Worse still, he suggested that if the elections results do not reflect a change from the existing status quo that the next best step is for the parties to consider shared governance. In one quantum leap, he went from self-contradictory to flat out self-delusional.
Did he really think this concept through before hitting his keyboard? If he did, he would have known that the PPP had myriad opportunities since 1992 to engage in shared governance; even before corruption became pervasive corruption, but it squandered those opportunities because certain people had a personal agenda to enrich themselves at the expense of the state. Political entitlement opened the door for personal enrichment, and Guyanese did not like what they saw.
But this ‘pervasive corruption’ did not start after Mr. Jagdeo became President; it started before he became President and simply grew from a bruise to a festering sore!
And this is where the PPP will have a problem trying to consider shared governance: because of outstanding and ongoing acts of corruption that would require time for the thieves to complete the process of ripping off the state. Some so-called projects will need more than this current term to bear fruits for the crooks, so shared-governance has to be a back burner item.
Therefore, it is clear to me that the corrupt PPP regime cannot afford to be onboard in shared governance with an Opposition that is demanding accountability when the regime is engaging in cover-ups.
And that is why I find it absolutely ludicrous and downright preposterous for Mr. Ramkarran to charge that the “Opposition has other ideas” when the government tried to get it to cooperate on policies, because the truth is, the government wanted to continue business as usual and the Opposition said no. It was the main reason why the Opposition ended up having a parliamentary majority: because voters wanted to end the corruption in government.
To the Ramkarrans, Ramotars, Luncheons and Teixeiras in and out of Guyana: early elections will not be seen by voters as an option to end gridlock. Early elections will be seen by voters as a sign that the government is determined not to change its dirty ways, because ever since November 28, 2011, the amount of information that has been emerging about the truly corrupt and uncaring nature of the PPP has definitely damaged the PPP much more than in pre-2011.
There is also nothing major that the PPP and the Ramotar Administration can sell to the nation, and especially the traditional PPP support base, that things have changed from the Jagdeo era. So what makes anyone, especially Mr. Ramkarran, think early elections will benefit the PPP, including giving it a lead role in any shared governance arrangement?
Mr. Ramkarran has to be aware that this is 2013 and not 1964 or even 1992, and that after Cheddi Jagan died in 1997, the PPP started its own slow march to the political cemetery when it eventually allowed a little boy to try his hands at a big man’s job, only to watch as the little boy used his hands to help himself and his buddies!

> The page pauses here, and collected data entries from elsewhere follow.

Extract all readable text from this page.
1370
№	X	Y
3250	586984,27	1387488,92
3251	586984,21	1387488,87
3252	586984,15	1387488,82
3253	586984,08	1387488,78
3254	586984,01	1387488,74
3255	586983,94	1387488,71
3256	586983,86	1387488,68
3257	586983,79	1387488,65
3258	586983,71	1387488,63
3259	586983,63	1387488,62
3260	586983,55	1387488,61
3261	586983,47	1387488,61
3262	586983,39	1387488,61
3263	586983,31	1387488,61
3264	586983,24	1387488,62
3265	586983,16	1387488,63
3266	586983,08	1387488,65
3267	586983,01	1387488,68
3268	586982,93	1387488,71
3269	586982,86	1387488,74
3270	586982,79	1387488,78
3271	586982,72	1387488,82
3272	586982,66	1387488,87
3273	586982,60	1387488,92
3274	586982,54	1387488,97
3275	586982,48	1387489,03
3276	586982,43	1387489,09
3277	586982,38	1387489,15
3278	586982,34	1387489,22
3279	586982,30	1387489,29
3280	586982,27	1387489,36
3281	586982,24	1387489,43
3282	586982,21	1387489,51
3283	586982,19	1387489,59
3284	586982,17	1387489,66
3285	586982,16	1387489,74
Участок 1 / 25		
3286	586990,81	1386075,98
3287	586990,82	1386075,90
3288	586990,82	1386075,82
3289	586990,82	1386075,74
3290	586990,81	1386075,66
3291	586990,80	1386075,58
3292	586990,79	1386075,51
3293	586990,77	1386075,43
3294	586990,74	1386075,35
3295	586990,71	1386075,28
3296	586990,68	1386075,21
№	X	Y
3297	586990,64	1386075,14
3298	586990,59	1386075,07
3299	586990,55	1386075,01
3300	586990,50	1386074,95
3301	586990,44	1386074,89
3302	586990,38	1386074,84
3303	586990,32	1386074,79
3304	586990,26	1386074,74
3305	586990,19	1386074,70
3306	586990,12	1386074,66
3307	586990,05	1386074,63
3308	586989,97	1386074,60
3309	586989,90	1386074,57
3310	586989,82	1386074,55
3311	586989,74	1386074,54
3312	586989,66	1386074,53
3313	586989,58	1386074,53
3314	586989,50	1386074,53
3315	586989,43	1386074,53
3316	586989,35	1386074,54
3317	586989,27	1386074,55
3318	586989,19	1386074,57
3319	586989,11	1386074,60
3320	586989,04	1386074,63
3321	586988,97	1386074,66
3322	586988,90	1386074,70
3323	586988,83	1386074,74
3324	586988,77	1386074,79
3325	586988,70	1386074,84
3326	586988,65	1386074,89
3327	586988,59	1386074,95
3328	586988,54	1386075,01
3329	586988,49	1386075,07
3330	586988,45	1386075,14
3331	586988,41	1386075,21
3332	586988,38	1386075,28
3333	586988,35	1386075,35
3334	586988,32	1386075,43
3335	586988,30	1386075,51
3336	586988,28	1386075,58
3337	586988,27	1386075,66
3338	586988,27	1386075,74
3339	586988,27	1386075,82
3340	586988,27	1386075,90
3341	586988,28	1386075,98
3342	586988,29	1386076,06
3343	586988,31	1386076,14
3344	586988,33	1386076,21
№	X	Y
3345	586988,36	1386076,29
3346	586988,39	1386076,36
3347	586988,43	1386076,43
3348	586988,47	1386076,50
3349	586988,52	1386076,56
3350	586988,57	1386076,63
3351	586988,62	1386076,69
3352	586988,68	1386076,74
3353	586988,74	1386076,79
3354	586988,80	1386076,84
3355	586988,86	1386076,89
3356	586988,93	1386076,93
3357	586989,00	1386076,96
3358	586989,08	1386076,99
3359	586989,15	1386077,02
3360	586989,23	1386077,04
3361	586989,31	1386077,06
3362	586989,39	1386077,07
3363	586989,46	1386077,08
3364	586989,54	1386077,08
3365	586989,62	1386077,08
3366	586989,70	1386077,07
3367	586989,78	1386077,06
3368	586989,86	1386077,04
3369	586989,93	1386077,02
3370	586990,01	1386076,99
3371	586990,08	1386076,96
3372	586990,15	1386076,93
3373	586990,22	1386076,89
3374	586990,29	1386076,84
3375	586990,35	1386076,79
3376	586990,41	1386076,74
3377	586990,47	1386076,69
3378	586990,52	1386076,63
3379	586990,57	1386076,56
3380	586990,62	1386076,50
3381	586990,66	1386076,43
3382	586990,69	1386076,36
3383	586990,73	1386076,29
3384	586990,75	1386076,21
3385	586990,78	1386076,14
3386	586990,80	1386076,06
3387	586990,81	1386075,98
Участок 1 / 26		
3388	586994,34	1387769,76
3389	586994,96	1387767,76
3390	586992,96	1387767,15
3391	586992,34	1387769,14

What I can say of Mr. Ramkarran is that given he publicly promised in early 2011 to tackle corruption if he became President and then wound up parting ways with the PPP because of a column on ‘pervasive corruption’, he gives me the impression that had he been the PPP’s presidential candidate he would have presided differently from Mr. Ramotar and we probably would have had a different type of national conversation.
However, he has to be careful to stay on message and not wander off onto issues that don’t resonate with the majority of Guyanese, who merely want changes in government and not necessarily early elections, unless early elections will result in a complete change of government.